In February 2020, we launched laCall to Action, a nationwide survey to map new cultural centers in Italy. At the moment, we have identified more than 700 new cultural centers and organizations, and we are working with universities on the systematization of the dataset.

In March 2020, we launched laGuida, a festival for new cultural centers in the northwest of Italy (Piedmont, Liguria, and Valle d’Aosta regions) funded by the Bank Foundation Compagnia di San Paolo. The first edition of laGuida focused on cultural participation and gathered nearly 70 cultural centers and dozens of researchers and policymakers in workshops, conferences, and seminars.

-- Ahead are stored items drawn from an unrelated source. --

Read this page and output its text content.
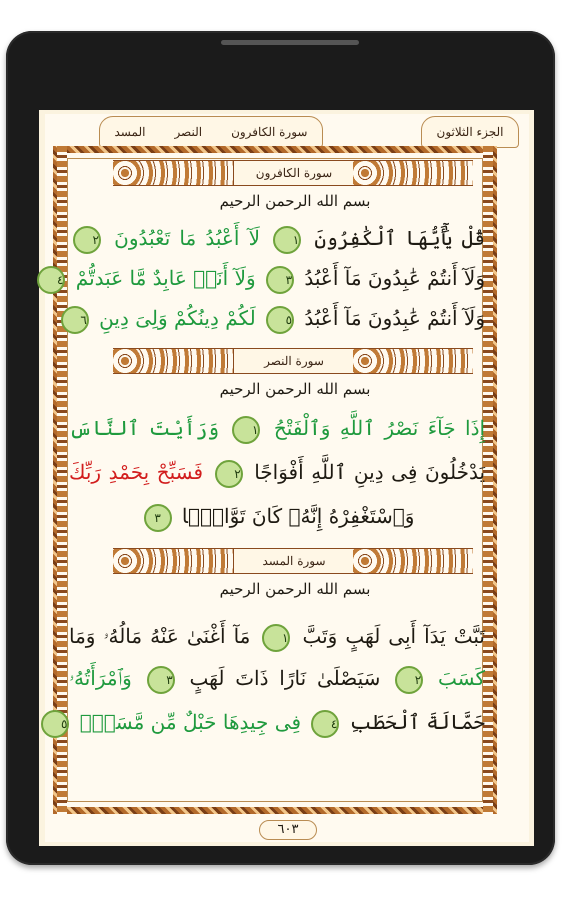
الجزء الثلاثون
سورة الكافرون
النصر
المسد
سورة الكافرون
بسم الله الرحمن الرحيم
قُلْ يَٰٓأَيُّهَا ٱلْكَٰفِرُونَ ١ لَآ أَعْبُدُ مَا تَعْبُدُونَ ٢
وَلَآ أَنتُمْ عَٰبِدُونَ مَآ أَعْبُدُ ٣ وَلَآ أَنَا۠ عَابِدٌ مَّا عَبَدتُّمْ ٤
وَلَآ أَنتُمْ عَٰبِدُونَ مَآ أَعْبُدُ ٥ لَكُمْ دِينُكُمْ وَلِىَ دِينِ ٦
سورة النصر
بسم الله الرحمن الرحيم
إِذَا جَآءَ نَصْرُ ٱللَّهِ وَٱلْفَتْحُ ١ وَرَأَيْتَ ٱلنَّاسَ
يَدْخُلُونَ فِى دِينِ ٱللَّهِ أَفْوَاجًا ٢ فَسَبِّحْ بِحَمْدِ رَبِّكَ
وَٱسْتَغْفِرْهُ إِنَّهُۥ كَانَ تَوَّابًۢا ٣
سورة المسد
بسم الله الرحمن الرحيم
تَبَّتْ يَدَآ أَبِى لَهَبٍ وَتَبَّ ١ مَآ أَغْنَىٰ عَنْهُ مَالُهُۥ وَمَا
كَسَبَ ٢ سَيَصْلَىٰ نَارًا ذَاتَ لَهَبٍ ٣ وَٱمْرَأَتُهُۥ
حَمَّالَةَ ٱلْحَطَبِ ٤ فِى جِيدِهَا حَبْلٌ مِّن مَّسَدٍۭ ٥
٦٠٣
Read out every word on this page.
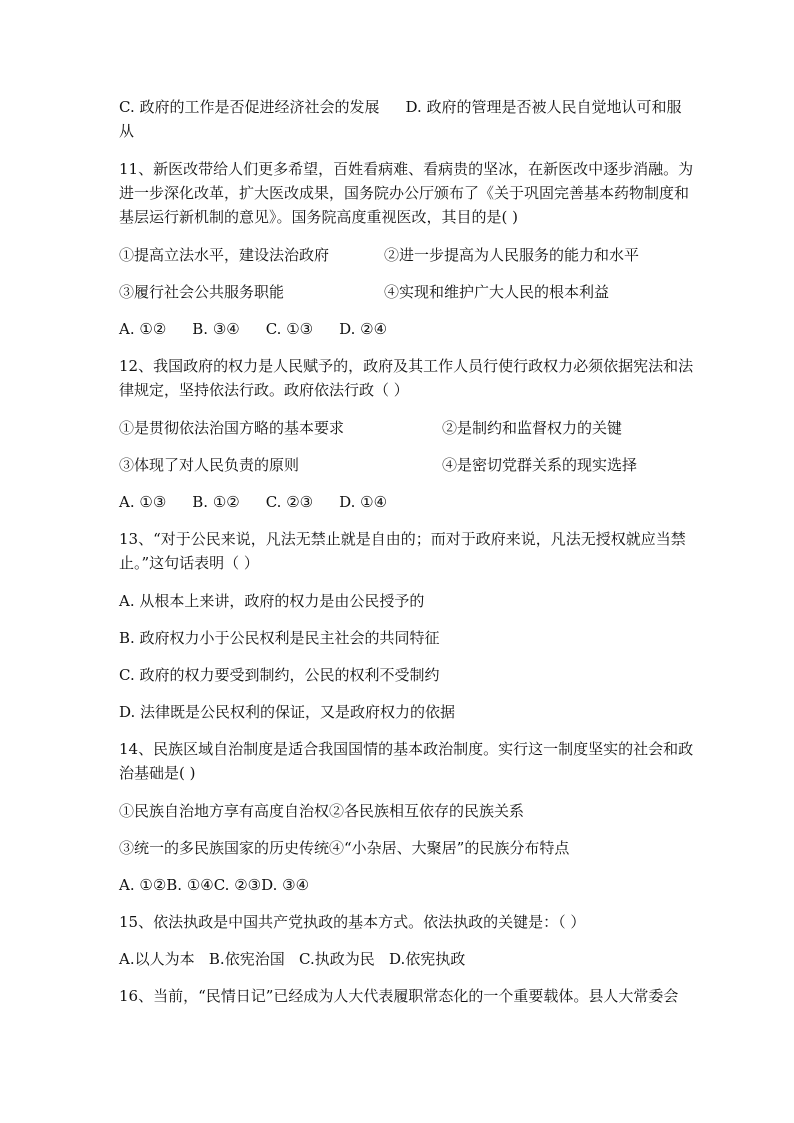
C. 政府的工作是否促进经济社会的发展 D. 政府的管理是否被人民自觉地认可和服
从
11、新医改带给人们更多希望，百姓看病难、看病贵的坚冰，在新医改中逐步消融。为
进一步深化改革，扩大医改成果，国务院办公厅颁布了《关于巩固完善基本药物制度和
基层运行新机制的意见》。国务院高度重视医改，其目的是( )
①提高立法水平，建设法治政府	②进一步提高为人民服务的能力和水平
③履行社会公共服务职能	④实现和维护广大人民的根本利益
A. ①② B. ③④ C. ①③ D. ②④
12、我国政府的权力是人民赋予的，政府及其工作人员行使行政权力必须依据宪法和法
律规定，坚持依法行政。政府依法行政（ ）
①是贯彻依法治国方略的基本要求	②是制约和监督权力的关键
③体现了对人民负责的原则	④是密切党群关系的现实选择
A. ①③ B. ①② C. ②③ D. ①④
13、“对于公民来说，凡法无禁止就是自由的；而对于政府来说，凡法无授权就应当禁
止。”这句话表明（ ）
A. 从根本上来讲，政府的权力是由公民授予的
B. 政府权力小于公民权利是民主社会的共同特征
C. 政府的权力要受到制约，公民的权利不受制约
D. 法律既是公民权利的保证，又是政府权力的依据
14、民族区域自治制度是适合我国国情的基本政治制度。实行这一制度坚实的社会和政
治基础是( )
①民族自治地方享有高度自治权②各民族相互依存的民族关系
③统一的多民族国家的历史传统④“小杂居、大聚居”的民族分布特点
A. ①②B. ①④C. ②③D. ③④
15、依法执政是中国共产党执政的基本方式。依法执政的关键是：（ ）
A.以人为本   B.依宪治国   C.执政为民   D.依宪执政
16、当前，“民情日记”已经成为人大代表履职常态化的一个重要载体。县人大常委会
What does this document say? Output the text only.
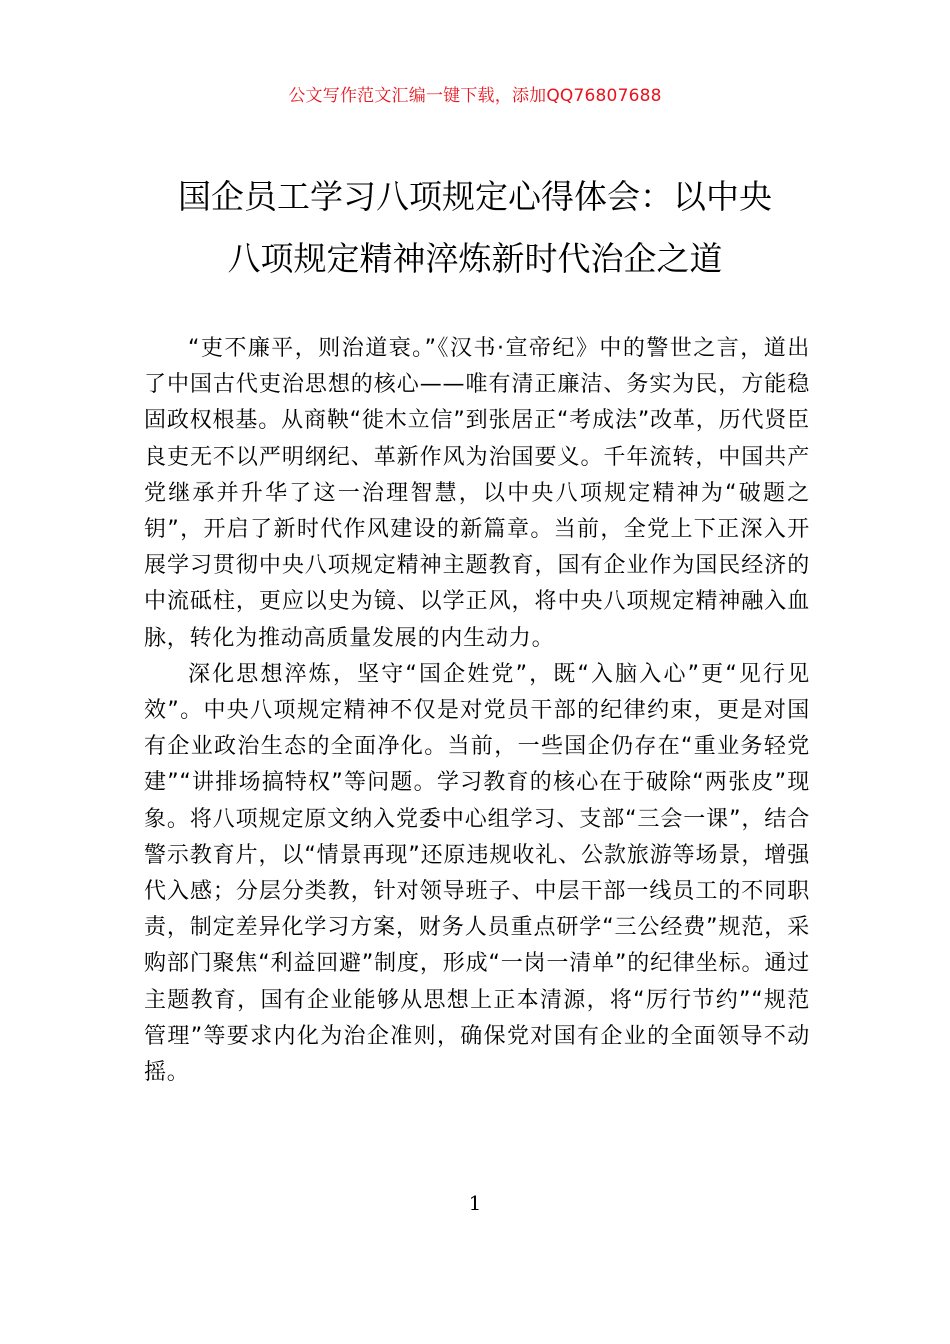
公文写作范文汇编一键下载，添加QQ76807688
国企员工学习八项规定心得体会：以中央
八项规定精神淬炼新时代治企之道

“吏不廉平，则治道衰。”《汉书·宣帝纪》中的警世之言，道出了中国古代吏治思想的核心——唯有清正廉洁、务实为民，方能稳固政权根基。从商鞅“徙木立信”到张居正“考成法”改革，历代贤臣良吏无不以严明纲纪、革新作风为治国要义。千年流转，中国共产党继承并升华了这一治理智慧，以中央八项规定精神为“破题之钥”，开启了新时代作风建设的新篇章。当前，全党上下正深入开展学习贯彻中央八项规定精神主题教育，国有企业作为国民经济的中流砥柱，更应以史为镜、以学正风，将中央八项规定精神融入血脉，转化为推动高质量发展的内生动力。

深化思想淬炼，坚守“国企姓党”，既“入脑入心”更“见行见效”。中央八项规定精神不仅是对党员干部的纪律约束，更是对国有企业政治生态的全面净化。当前，一些国企仍存在“重业务轻党建”“讲排场搞特权”等问题。学习教育的核心在于破除“两张皮”现象。将八项规定原文纳入党委中心组学习、支部“三会一课”，结合警示教育片，以“情景再现”还原违规收礼、公款旅游等场景，增强代入感；分层分类教，针对领导班子、中层干部一线员工的不同职责，制定差异化学习方案，财务人员重点研学“三公经费”规范，采购部门聚焦“利益回避”制度，形成“一岗一清单”的纪律坐标。通过主题教育，国有企业能够从思想上正本清源，将“厉行节约”“规范管理”等要求内化为治企准则，确保党对国有企业的全面领导不动摇。

1
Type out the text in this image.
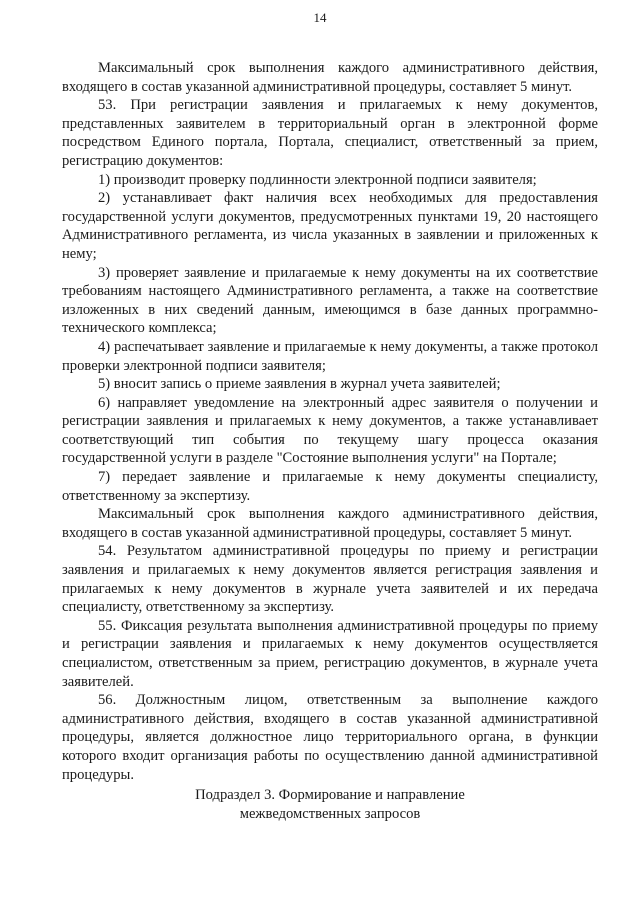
14

Максимальный срок выполнения каждого административного действия, входящего в состав указанной административной процедуры, составляет 5 минут.

53. При регистрации заявления и прилагаемых к нему документов, представленных заявителем в территориальный орган в электронной форме посредством Единого портала, Портала, специалист, ответственный за прием, регистрацию документов:

1) производит проверку подлинности электронной подписи заявителя;

2) устанавливает факт наличия всех необходимых для предоставления государственной услуги документов, предусмотренных пунктами 19, 20 настоящего Административного регламента, из числа указанных в заявлении и приложенных к нему;

3) проверяет заявление и прилагаемые к нему документы на их соответствие требованиям настоящего Административного регламента, а также на соответствие изложенных в них сведений данным, имеющимся в базе данных программно-технического комплекса;

4) распечатывает заявление и прилагаемые к нему документы, а также протокол проверки электронной подписи заявителя;

5) вносит запись о приеме заявления в журнал учета заявителей;

6) направляет уведомление на электронный адрес заявителя о получении и регистрации заявления и прилагаемых к нему документов, а также устанавливает соответствующий тип события по текущему шагу процесса оказания государственной услуги в разделе "Состояние выполнения услуги" на Портале;

7) передает заявление и прилагаемые к нему документы специалисту, ответственному за экспертизу.

Максимальный срок выполнения каждого административного действия, входящего в состав указанной административной процедуры, составляет 5 минут.

54. Результатом административной процедуры по приему и регистрации заявления и прилагаемых к нему документов является регистрация заявления и прилагаемых к нему документов в журнале учета заявителей и их передача специалисту, ответственному за экспертизу.

55. Фиксация результата выполнения административной процедуры по приему и регистрации заявления и прилагаемых к нему документов осуществляется специалистом, ответственным за прием, регистрацию документов, в журнале учета заявителей.

56. Должностным лицом, ответственным за выполнение каждого административного действия, входящего в состав указанной административной процедуры, является должностное лицо территориального органа, в функции которого входит организация работы по осуществлению данной административной процедуры.

Подраздел 3. Формирование и направление
межведомственных запросов
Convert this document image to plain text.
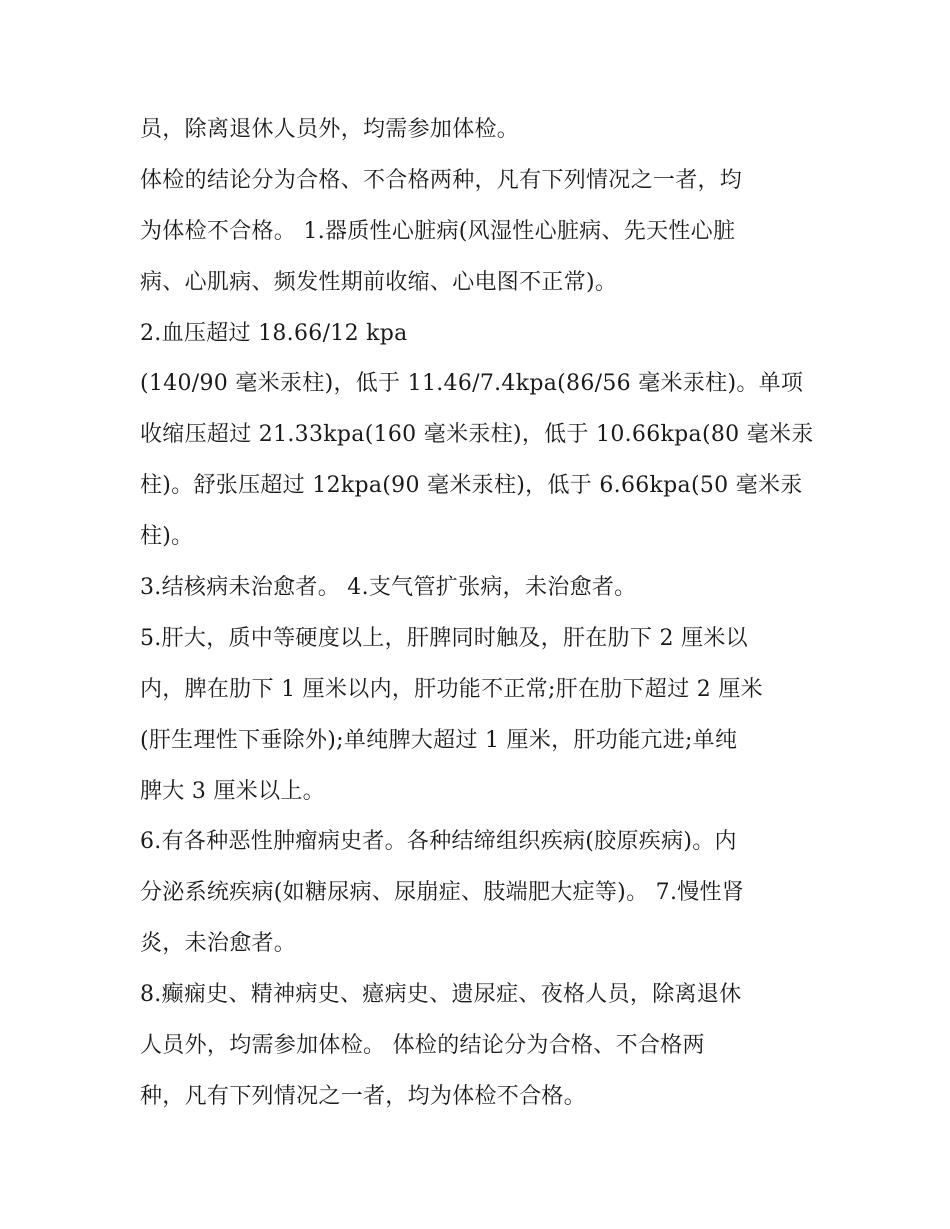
员，除离退休人员外，均需参加体检。
体检的结论分为合格、不合格两种，凡有下列情况之一者，均
为体检不合格。 1.器质性心脏病(风湿性心脏病、先天性心脏
病、心肌病、频发性期前收缩、心电图不正常)。
2.血压超过 18.66/12 kpa
(140/90 毫米汞柱)，低于 11.46/7.4kpa(86/56 毫米汞柱)。单项
收缩压超过 21.33kpa(160 毫米汞柱)，低于 10.66kpa(80 毫米汞
柱)。舒张压超过 12kpa(90 毫米汞柱)，低于 6.66kpa(50 毫米汞
柱)。
3.结核病未治愈者。 4.支气管扩张病，未治愈者。
5.肝大，质中等硬度以上，肝脾同时触及，肝在肋下 2 厘米以
内，脾在肋下 1 厘米以内，肝功能不正常;肝在肋下超过 2 厘米
(肝生理性下垂除外);单纯脾大超过 1 厘米，肝功能亢进;单纯
脾大 3 厘米以上。
6.有各种恶性肿瘤病史者。各种结缔组织疾病(胶原疾病)。内
分泌系统疾病(如糖尿病、尿崩症、肢端肥大症等)。 7.慢性肾
炎，未治愈者。
8.癫痫史、精神病史、癔病史、遗尿症、夜格人员，除离退休
人员外，均需参加体检。 体检的结论分为合格、不合格两
种，凡有下列情况之一者，均为体检不合格。
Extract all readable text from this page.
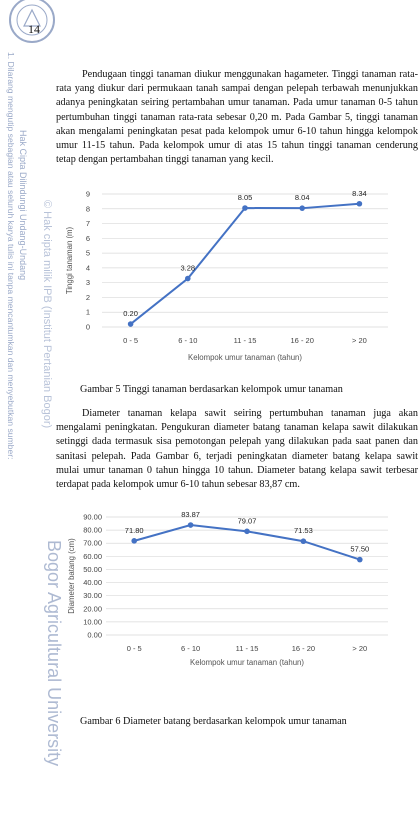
14
1. Dilarang mengutip sebagian atau seluruh karya tulis ini tanpa mencantumkan dan menyebutkan sumber: Hak Cipta Dilindungi Undang-Undang © Hak cipta milik IPB (Institut Pertanian Bogor)
Bogor Agricultural University

Pendugaan tinggi tanaman diukur menggunakan hagameter. Tinggi tanaman rata-rata yang diukur dari permukaan tanah sampai dengan pelepah terbawah menunjukkan adanya peningkatan seiring pertambahan umur tanaman. Pada umur tanaman 0-5 tahun pertumbuhan tinggi tanaman rata-rata sebesar 0,20 m. Pada Gambar 5, tinggi tanaman akan mengalami peningkatan pesat pada kelompok umur 6-10 tahun hingga kelompok umur 11-15 tahun. Pada kelompok umur di atas 15 tahun tinggi tanaman cenderung tetap dengan pertambahan tinggi tanaman yang kecil.

0
1
2
3
4
5
6
7
8
9
0 - 5	6 - 10	11 - 15	16 - 20	> 20
0.20
3.28
8.05	8.04	8.34
Kelompok umur tanaman (tahun)
Tinggi tanaman (m)
Gambar 5 Tinggi tanaman berdasarkan kelompok umur tanaman

Diameter tanaman kelapa sawit seiring pertumbuhan tanaman juga akan mengalami peningkatan. Pengukuran diameter batang tanaman kelapa sawit dilakukan setinggi dada termasuk sisa pemotongan pelepah yang dilakukan pada saat panen dan sanitasi pelepah. Pada Gambar 6, terjadi peningkatan diameter batang kelapa sawit mulai umur tanaman 0 tahun hingga 10 tahun. Diameter batang kelapa sawit terbesar terdapat pada kelompok umur 6-10 tahun sebesar 83,87 cm.

0.00
10.00
20.00
30.00
40.00
50.00
60.00
70.00
80.00
90.00
0 - 5	6 - 10	11 - 15	16 - 20	> 20
71.80
83.87
79.07
71.53
57.50
Kelompok umur tanaman (tahun)
Diameter batang (cm)
Gambar 6 Diameter batang berdasarkan kelompok umur tanaman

The result of this 6-month long project is a set of 11 policy proposals that we are developing and implementing together with universities, research centers, and second-level organizations.

In 2021, we are now working on laGuida as a research project about the collaborative challenges among institutions and alternative cultural spaces in the field of contemporary culture (contemporary art, performing arts, experimental cinema and music, and so on). The research focuses on the city of Milan and Lombardy – one of the regions that have been hit more dramatically by the Coronavirus pandemic crisis.

The research project is funded by the Bank Foundation Fondazione Cariplo, and we are working on identifying patterns and possible policy guidelines to establish collaborative procedures and policies in the general framework of the so-called proximity city, also known as the “15-minute city”.

Gli spazi di ExFadda, a San Vito dei Normanni.

What we have learned:

  • It’s urgent to define new policies of integration, collaboration, and cross-pollination between traditional cultural institutions and new cultural centers because the new cultural centers are strategic actors for the production and dissemination of culture in a pandemic and post-pandemic world;
  • It’s important to build macro definitions at the theoretical and operational levels and share them with the academic community. Today, the lack of standard definitions weakens the action of policymakers at a national and international level;
  • It’s fundamental to collect and share experiences at 3 levels:
    • curatorial experiences;
    • institutional learning from policymakers;
    • new experimentations concerning the economic sustainability of these places;
  • It’s important to work with the gatekeepers in the traditional cultural sector to translate the forms of value produced by new cultural centers into other languages.

What we want to do

In order to further develop this research and advocacy path, we would like to discuss the role of new cultural centers with second-level organizations outside of Italy.

We want to exchange experiences and knowledge and engage in conversations that could spark collaborative projects with like-minded organizations around Europe.

We believe that new cultural centers can be a powerful kickstart for European culture after Coronavirus, and we need help to put them under the spotlight.